И никто из них не догадывается, что если бы была это действительно кара, а не купель очищения, то прежде всего претерпели бы кару они – Вилдады, Софары. И было бы это не проказой, а всеобщим содомским провалом в будущее Мертвое море.
А наш страдалец, в ответ на все муки, не отрекается от любви к Господу. Уходит в тайники, в подземелья для молитвенной встречи с Творцом. На берегах чужих рек превращает темные подвалы, конюшни в светлые храмы: как никогда раньше славит имя Господне.
И потому верим мы, что впереди перед нами – не мертвое море, а живой океан. И не провал на мертвое дно, а возрожденная жизнь на освященной страданием земле.
«Русская мысль», Париж, 5 октября 1949, приложение к № 177 «Слово церкви», с. 1.
Священный меч
Никогда, кажется, человеческий род не был так насыщен злобой и ненавистью, как в наше время.
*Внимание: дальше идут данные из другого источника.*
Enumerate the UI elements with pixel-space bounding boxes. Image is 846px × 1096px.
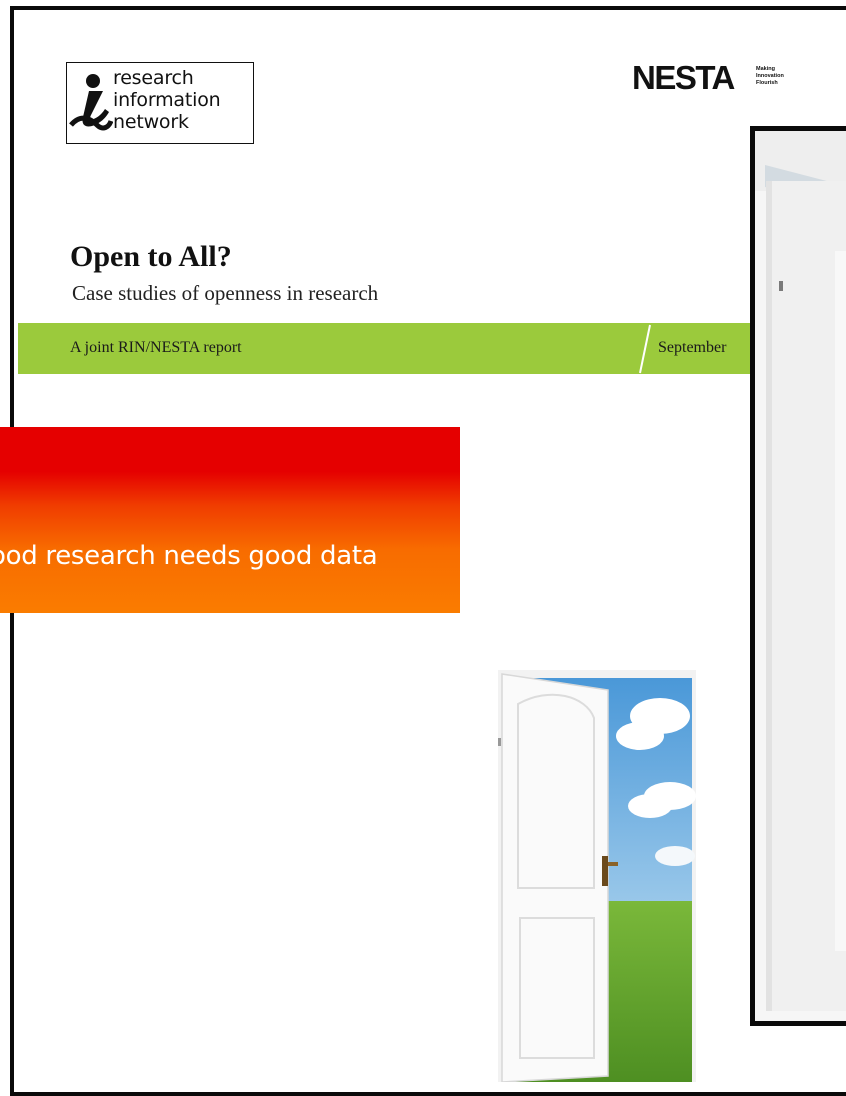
rin-i-icon [69,74,113,131]
nesta-wordmark: NESTA [632,59,735,96]
door-image-blurred [755,131,846,1021]
report-band-date: September [658,339,727,356]
nesta-tagline-line: Making [756,66,775,72]
rin-logo: research information network [66,62,254,144]
report-title: Open to All? [70,240,232,273]
promo-banner-text: ood research needs good data [0,541,378,571]
report-band-label: A joint RIN/NESTA report [70,339,242,356]
nesta-tagline-line: Flourish [756,80,778,86]
rin-logo-line: network [113,111,189,133]
band-divider-icon [639,324,651,374]
report-band: A joint RIN/NESTA report September [18,323,758,374]
promo-banner: ood research needs good data [0,427,460,613]
second-cover-image [750,126,846,1026]
rin-logo-text: research information network [113,67,221,133]
nesta-tagline: Making Innovation Flourish [756,66,784,87]
nesta-tagline-line: Innovation [756,73,784,79]
rin-logo-line: information [113,89,221,111]
rin-logo-line: research [113,67,194,89]
open-door-image [490,656,704,1082]
report-subtitle: Case studies of openness in research [72,281,379,305]
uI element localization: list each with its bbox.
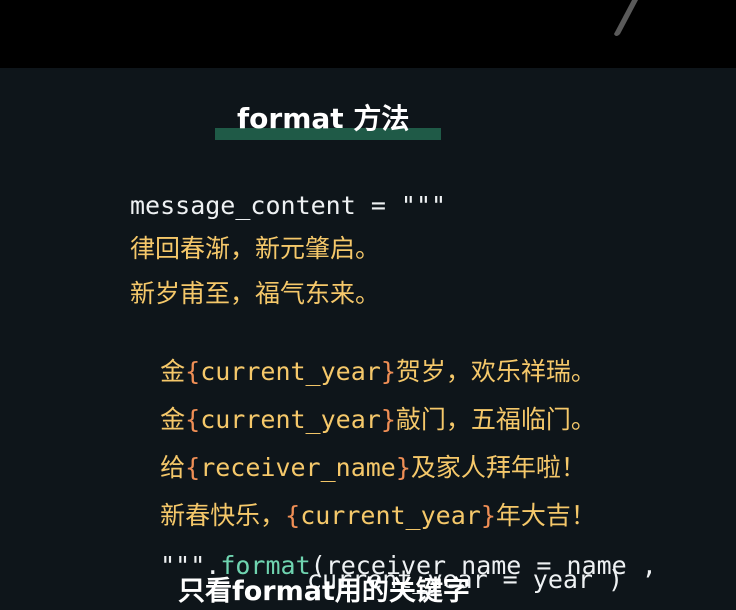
code-line-3: 新岁甫至，福气东来。 [130,279,381,308]
pen-stroke-icon [614,0,638,36]
slide-title: format 方法 [215,98,441,142]
code-line-2: 律回春渐，新元肇启。 [130,234,381,263]
video-subtitle: 只看format用的关键字 [178,576,470,607]
slide-title-text: format 方法 [237,102,410,135]
video-top-bar [0,0,736,68]
code-line-1: message_content = """ [130,191,447,220]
И что жутко – злобой нередко охватывается не только все преступное и темное в мире, но и многое светлое, благостное, что выступает на защиту божеской правды.
С отчаянием говорит сам себе человек богобоязненный, миролюбивый:
– Смертный грех – гнев. Но как оставаться безгневным при виде окружающей мерзости? Тяжкий грех перед Христом – ненависть к людям. Но как не ненавидеть врагов Божьих? Создана для мира душа моя – и воспаляется гневом. Желает только любить – и жестоко ненавидит. Призвана благословлять каждое дыхание, каждую песчинку, каждый цветок… И принуждена проклинать.
Чувствует миролюбивый человек усталость души от непрестанного возмущения злом, потускнение любви к людям от постоянных обличений и ненависти. И приходит в смятение, пытая свою глубинную совесть:
– Где же предел допустимого, чтобы при защите света и истины самому не оказаться в стане тьмы и неправды?